Expected long term effects
Preclinical studies required by regulatory authorities have been performed, reported and scrutinized by Medical Products Agency and Regional Ethical Committe before approval and initiation of clinical phase 1 study using Karonudib. In discussions with Big Pharma , we have obtained information on Pharma´s requirements on clinical candidates. This information has been taken into consideration when developing the project. Next step is to perform a proof of concept Phase II study, and re-establish the contact with Big Pharma to continue the clinical development all the way to market.

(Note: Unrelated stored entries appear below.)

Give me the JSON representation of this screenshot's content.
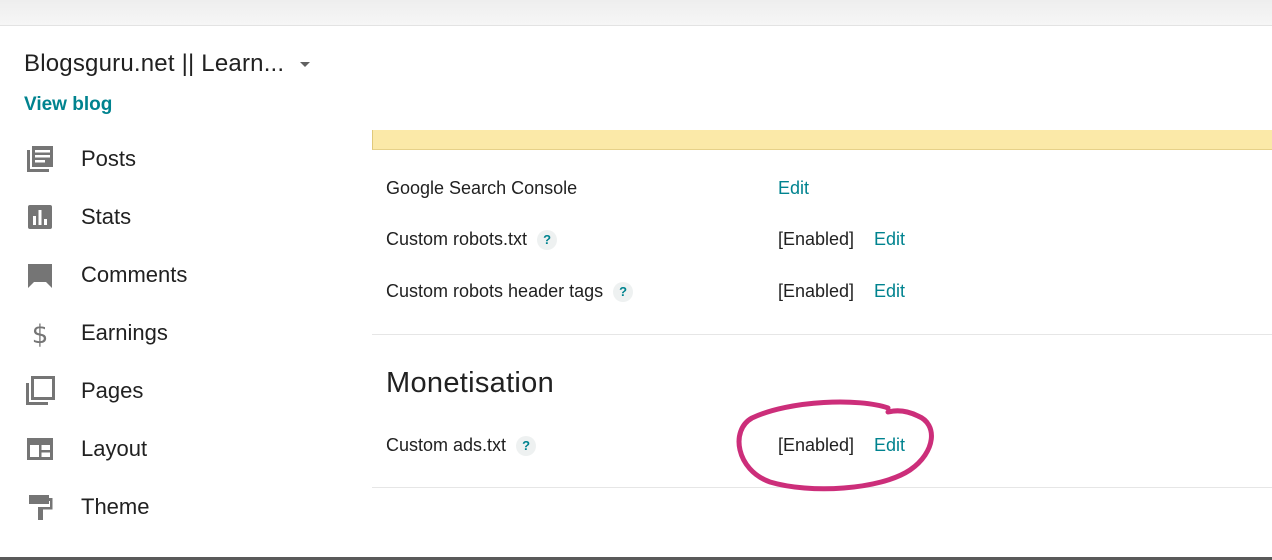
{
  "header": {
    "blog_title": "Blogsguru.net || Learn...",
    "view_blog": "View blog"
  },
  "sidebar": {
    "items": [
      {
        "label": "Posts",
        "icon": "posts-icon"
      },
      {
        "label": "Stats",
        "icon": "stats-icon"
      },
      {
        "label": "Comments",
        "icon": "comments-icon"
      },
      {
        "label": "Earnings",
        "icon": "dollar-icon"
      },
      {
        "label": "Pages",
        "icon": "pages-icon"
      },
      {
        "label": "Layout",
        "icon": "layout-icon"
      },
      {
        "label": "Theme",
        "icon": "theme-icon"
      }
    ]
  },
  "crawlers": {
    "rows": [
      {
        "label": "Google Search Console",
        "status": "",
        "edit": "Edit",
        "help": false
      },
      {
        "label": "Custom robots.txt",
        "status": "[Enabled]",
        "edit": "Edit",
        "help": "?"
      },
      {
        "label": "Custom robots header tags",
        "status": "[Enabled]",
        "edit": "Edit",
        "help": "?"
      }
    ]
  },
  "monetisation": {
    "title": "Monetisation",
    "rows": [
      {
        "label": "Custom ads.txt",
        "status": "[Enabled]",
        "edit": "Edit",
        "help": "?"
      }
    ]
  },
  "colors": {
    "accent": "#00838f",
    "notice_bg": "#fbe9a8",
    "annotation": "#cc2e7a"
  }
}
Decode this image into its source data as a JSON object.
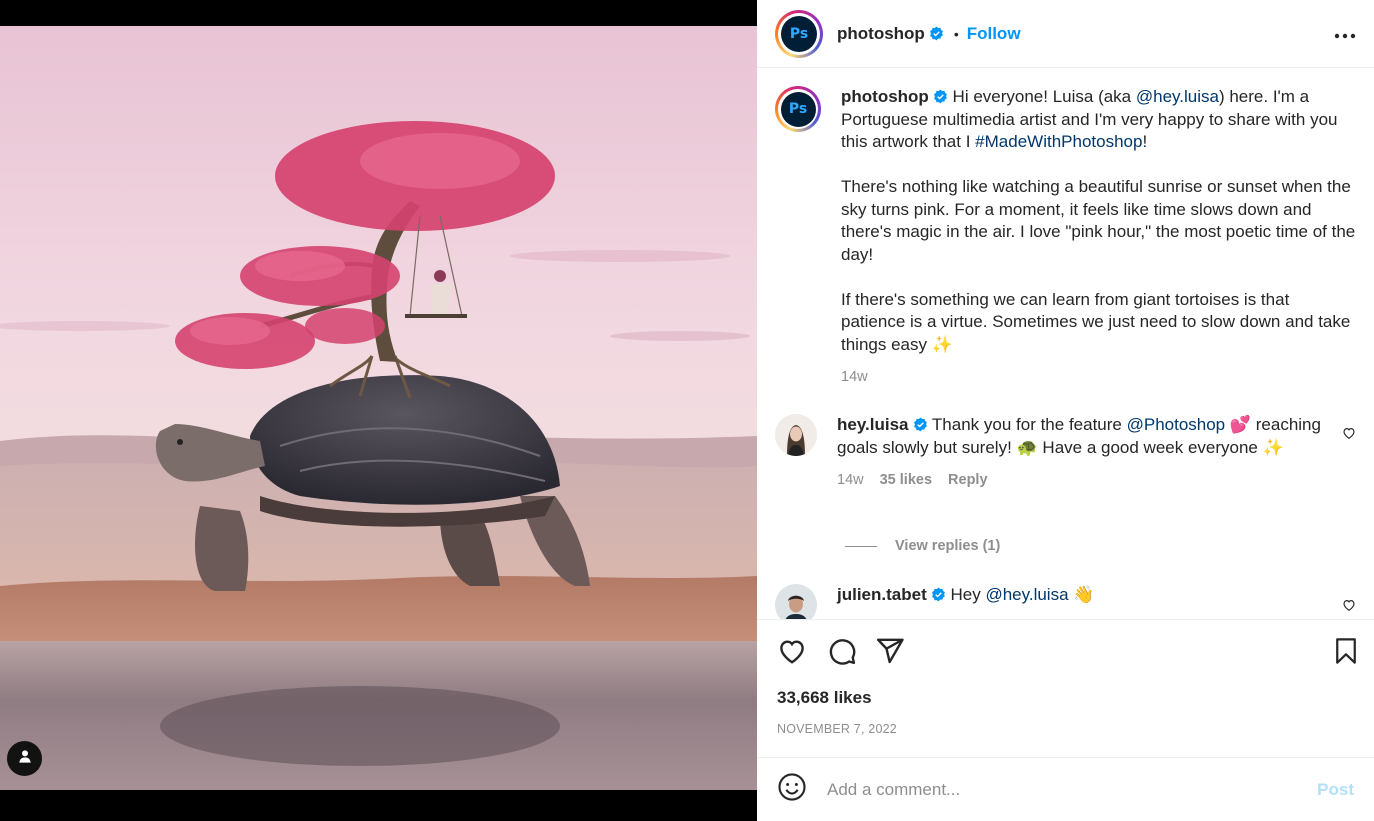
{
  "post": {
    "username": "photoshop",
    "follow_label": "Follow",
    "separator": "•",
    "avatar_text": "Ps"
  },
  "caption": {
    "username": "photoshop",
    "p1_a": "Hi everyone! Luisa (aka ",
    "p1_mention": "@hey.luisa",
    "p1_b": ") here. I'm a Portuguese multimedia artist and I'm very happy to share with you this artwork that I ",
    "p1_hashtag": "#MadeWithPhotoshop",
    "p1_c": "!",
    "p2": "There's nothing like watching a beautiful sunrise or sunset when the sky turns pink. For a moment, it feels like time slows down and there's magic in the air. I love \"pink hour,\" the most poetic time of the day!",
    "p3": "If there's something we can learn from giant tortoises is that patience is a virtue. Sometimes we just need to slow down and take things easy ✨",
    "time": "14w"
  },
  "comments": [
    {
      "username": "hey.luisa",
      "text_a": "Thank you for the feature ",
      "mention": "@Photoshop",
      "text_b": " 💕 reaching goals slowly but surely! 🐢 Have a good week everyone ✨",
      "time": "14w",
      "likes": "35 likes",
      "reply_label": "Reply",
      "view_replies": "View replies (1)"
    },
    {
      "username": "julien.tabet",
      "text_a": "Hey ",
      "mention": "@hey.luisa",
      "text_b": " 👋"
    }
  ],
  "stats": {
    "likes": "33,668 likes",
    "date": "NOVEMBER 7, 2022"
  },
  "composer": {
    "placeholder": "Add a comment...",
    "post_label": "Post"
  },
  "icons": [
    "user-tag-icon",
    "verified-icon",
    "more-icon",
    "heart-icon",
    "comment-icon",
    "share-icon",
    "bookmark-icon",
    "emoji-icon"
  ],
  "colors": {
    "link": "#00376b",
    "follow": "#0095f6",
    "muted": "#8e8e8e",
    "verified": "#0095f6"
  }
}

Approach and implementation
Big Pharma was contacted early on in the project to obtain their view on the science, project plan, clinical candidate requirements. We secured IPR and established a business strategy. In parallel, the preclinical development was performed including e.g. pharmacology, safety assessment, formulation, clinical protocol design. Most of the studies were performed according to the original plan with some few adjustments and amendments.